Fratelli, parliamo delle tecnologie dietro il progetto Plasma, non lasciatevi ingannare dalle promesse di zero Gas che sembrano superficiali. Fondamentalmente, è una catena Layer 1 progettata specificamente per le stablecoin, non è un derivato Layer 2 di Ethereum. Alla base utilizza il consenso PlasmaBFT—una versione pipelined di HotStuff, che può gestire fasi in parallelo, raggiungendo finalità sub-secondo e oltre 1000 TPS, ben oltre i limiti delle catene generiche.

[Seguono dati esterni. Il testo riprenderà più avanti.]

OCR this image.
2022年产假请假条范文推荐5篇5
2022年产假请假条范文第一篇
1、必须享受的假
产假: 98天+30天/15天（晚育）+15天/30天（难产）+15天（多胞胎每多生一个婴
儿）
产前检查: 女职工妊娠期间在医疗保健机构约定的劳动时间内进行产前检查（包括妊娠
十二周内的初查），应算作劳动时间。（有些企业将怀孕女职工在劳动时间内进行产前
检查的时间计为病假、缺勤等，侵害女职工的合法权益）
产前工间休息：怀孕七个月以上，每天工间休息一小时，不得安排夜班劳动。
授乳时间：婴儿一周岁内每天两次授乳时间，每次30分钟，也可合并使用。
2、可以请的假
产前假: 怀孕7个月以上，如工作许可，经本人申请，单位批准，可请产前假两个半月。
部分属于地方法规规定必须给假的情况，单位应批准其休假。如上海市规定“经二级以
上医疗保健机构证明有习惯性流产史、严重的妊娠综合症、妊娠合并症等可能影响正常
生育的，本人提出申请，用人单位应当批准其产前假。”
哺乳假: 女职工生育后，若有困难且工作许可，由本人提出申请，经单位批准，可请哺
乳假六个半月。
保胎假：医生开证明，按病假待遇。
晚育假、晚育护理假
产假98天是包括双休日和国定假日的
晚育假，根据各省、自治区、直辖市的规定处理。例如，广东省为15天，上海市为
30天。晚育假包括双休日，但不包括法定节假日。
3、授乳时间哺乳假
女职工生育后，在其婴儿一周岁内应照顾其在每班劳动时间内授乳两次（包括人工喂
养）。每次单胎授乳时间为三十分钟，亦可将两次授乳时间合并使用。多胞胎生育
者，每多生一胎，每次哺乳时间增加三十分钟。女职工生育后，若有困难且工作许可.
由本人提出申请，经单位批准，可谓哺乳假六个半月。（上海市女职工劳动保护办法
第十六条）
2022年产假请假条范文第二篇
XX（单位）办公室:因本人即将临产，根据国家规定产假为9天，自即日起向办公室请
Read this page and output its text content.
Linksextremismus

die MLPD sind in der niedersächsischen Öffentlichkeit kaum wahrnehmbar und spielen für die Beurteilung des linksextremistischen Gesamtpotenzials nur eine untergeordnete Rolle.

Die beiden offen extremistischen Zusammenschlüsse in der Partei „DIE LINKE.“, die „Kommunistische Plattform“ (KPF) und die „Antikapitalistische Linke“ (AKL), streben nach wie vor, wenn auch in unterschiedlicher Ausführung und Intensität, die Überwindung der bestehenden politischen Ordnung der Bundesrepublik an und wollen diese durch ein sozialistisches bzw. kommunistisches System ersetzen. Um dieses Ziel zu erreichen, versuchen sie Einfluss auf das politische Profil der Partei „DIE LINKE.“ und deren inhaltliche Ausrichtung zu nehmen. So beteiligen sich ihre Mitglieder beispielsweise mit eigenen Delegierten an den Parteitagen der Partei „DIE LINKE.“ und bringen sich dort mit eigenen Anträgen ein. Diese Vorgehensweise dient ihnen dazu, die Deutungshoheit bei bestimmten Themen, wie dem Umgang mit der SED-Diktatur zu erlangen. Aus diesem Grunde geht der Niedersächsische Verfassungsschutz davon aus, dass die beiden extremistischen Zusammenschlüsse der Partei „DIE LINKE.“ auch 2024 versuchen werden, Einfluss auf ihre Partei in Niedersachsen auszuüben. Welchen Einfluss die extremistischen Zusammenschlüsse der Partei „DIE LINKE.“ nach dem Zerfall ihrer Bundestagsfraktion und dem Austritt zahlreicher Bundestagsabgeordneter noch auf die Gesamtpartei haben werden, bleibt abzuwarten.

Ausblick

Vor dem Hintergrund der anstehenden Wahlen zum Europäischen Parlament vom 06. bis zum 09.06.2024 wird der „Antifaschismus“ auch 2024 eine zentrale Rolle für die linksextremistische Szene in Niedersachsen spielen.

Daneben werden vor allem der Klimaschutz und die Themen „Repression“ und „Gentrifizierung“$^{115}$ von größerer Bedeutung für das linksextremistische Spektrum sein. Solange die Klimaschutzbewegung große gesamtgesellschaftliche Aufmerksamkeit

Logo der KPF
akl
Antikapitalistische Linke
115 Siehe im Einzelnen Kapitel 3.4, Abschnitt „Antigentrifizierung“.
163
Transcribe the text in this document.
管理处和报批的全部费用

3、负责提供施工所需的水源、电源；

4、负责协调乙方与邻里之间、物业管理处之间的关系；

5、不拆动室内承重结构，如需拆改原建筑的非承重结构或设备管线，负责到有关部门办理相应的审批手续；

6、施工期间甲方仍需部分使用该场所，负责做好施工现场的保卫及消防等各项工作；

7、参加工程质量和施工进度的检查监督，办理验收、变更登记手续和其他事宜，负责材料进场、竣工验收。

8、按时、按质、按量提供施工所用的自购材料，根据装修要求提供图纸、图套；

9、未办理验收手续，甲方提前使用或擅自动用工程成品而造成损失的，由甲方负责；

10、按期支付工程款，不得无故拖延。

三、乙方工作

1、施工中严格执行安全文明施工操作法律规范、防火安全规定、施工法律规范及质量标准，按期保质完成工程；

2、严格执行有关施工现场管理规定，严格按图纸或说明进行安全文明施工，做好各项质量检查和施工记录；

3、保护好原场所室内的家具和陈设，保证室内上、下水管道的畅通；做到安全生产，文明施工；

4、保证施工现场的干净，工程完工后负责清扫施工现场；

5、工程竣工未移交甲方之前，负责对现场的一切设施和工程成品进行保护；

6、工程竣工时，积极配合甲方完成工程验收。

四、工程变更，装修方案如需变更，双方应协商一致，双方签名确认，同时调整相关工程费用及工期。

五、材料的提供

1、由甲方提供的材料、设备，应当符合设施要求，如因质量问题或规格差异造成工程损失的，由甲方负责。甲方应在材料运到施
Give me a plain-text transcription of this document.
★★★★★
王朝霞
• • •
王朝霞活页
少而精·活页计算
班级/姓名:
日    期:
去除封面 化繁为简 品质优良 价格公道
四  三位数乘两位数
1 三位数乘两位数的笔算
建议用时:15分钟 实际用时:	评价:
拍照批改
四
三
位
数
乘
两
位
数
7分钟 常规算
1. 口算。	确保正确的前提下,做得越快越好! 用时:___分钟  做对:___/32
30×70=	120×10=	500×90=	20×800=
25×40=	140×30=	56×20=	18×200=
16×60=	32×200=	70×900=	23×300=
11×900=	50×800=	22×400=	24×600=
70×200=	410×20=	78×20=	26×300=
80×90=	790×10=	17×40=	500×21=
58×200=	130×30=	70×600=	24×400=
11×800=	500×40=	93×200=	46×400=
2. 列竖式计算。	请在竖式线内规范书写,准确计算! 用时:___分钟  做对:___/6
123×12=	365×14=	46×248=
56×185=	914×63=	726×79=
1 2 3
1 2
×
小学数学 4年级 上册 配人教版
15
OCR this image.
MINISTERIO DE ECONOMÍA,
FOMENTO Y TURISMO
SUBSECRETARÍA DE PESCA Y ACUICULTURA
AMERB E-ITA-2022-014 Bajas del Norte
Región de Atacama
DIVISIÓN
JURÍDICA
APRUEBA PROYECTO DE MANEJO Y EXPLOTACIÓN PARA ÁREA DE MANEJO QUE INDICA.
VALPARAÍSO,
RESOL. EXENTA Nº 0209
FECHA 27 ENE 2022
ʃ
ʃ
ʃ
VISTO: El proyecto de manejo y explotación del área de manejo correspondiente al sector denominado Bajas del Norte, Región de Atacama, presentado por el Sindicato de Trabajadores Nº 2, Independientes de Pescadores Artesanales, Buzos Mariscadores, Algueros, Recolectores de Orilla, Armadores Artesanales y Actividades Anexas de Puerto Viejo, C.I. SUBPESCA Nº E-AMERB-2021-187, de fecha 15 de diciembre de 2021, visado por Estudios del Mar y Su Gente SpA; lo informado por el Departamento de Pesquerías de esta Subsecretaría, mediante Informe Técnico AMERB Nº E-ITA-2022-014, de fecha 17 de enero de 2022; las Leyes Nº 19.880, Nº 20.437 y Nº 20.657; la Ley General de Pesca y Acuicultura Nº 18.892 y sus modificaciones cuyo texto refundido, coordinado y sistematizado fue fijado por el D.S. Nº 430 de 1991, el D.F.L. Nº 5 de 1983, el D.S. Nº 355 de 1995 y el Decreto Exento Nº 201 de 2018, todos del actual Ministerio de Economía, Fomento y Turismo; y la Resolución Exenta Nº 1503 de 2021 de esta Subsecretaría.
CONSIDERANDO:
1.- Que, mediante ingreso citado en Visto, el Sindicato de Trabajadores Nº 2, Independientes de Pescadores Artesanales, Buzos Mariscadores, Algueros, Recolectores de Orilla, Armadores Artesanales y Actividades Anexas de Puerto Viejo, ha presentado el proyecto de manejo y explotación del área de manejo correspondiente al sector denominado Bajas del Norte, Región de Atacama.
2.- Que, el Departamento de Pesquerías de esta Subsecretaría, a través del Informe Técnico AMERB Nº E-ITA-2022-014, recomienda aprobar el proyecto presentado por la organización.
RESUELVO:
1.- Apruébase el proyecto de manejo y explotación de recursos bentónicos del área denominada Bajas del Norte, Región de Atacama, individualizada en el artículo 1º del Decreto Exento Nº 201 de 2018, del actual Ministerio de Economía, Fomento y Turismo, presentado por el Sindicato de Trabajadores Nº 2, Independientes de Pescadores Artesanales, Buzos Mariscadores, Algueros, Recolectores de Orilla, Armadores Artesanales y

Il livello di esecuzione è basato sull'EVM di reth, completamente compatibile con strumenti come Solidity e MetaMask, consentendo agli sviluppatori una migrazione senza soluzione di continuità. Un punto chiave: trasferimenti di USDT senza costi, realizzati tramite un contratto Paymaster, le spese possono essere pagate in stablecoin o token ecologici personalizzabili, e stanno anche promuovendo pagamenti riservati, nascondendo i dati delle transazioni ma mantenendo la combinabilità. Per quanto riguarda il bridging, connette direttamente a Bitcoin, permettendo di portare BTC nell'EVM.

Tuttavia, il modello senza costi si basa su prepagamenti da parte della fondazione e limitazioni per prevenire abusi, a lungo termine la protezione contro gli attacchi Sybil rappresenta una sfida. Il token $XPL ha un'offerta totale di 1 miliardo, utilizzato per Gas e staking, con un'inflazione iniziale del 5% ridotta al 3%, e un meccanismo di burn simile all'EIP-1559. L'architettura complessiva è modulare, con consenso ed esecuzione separati, concentrandosi sui pagamenti piuttosto che su app generiche, il che le conferisce potenziale nel campo delle stablecoin, ma restringe anche l'ecosistema.

In sintesi, Plasma non insegue le tendenze, ma scommette sull'esplosione delle infrastrutture per le stablecoin. Se desiderate approfondire, il sito ufficiale, i documenti e il repository di codice sono un buon punto di partenza, non limitatevi a leggere il white paper.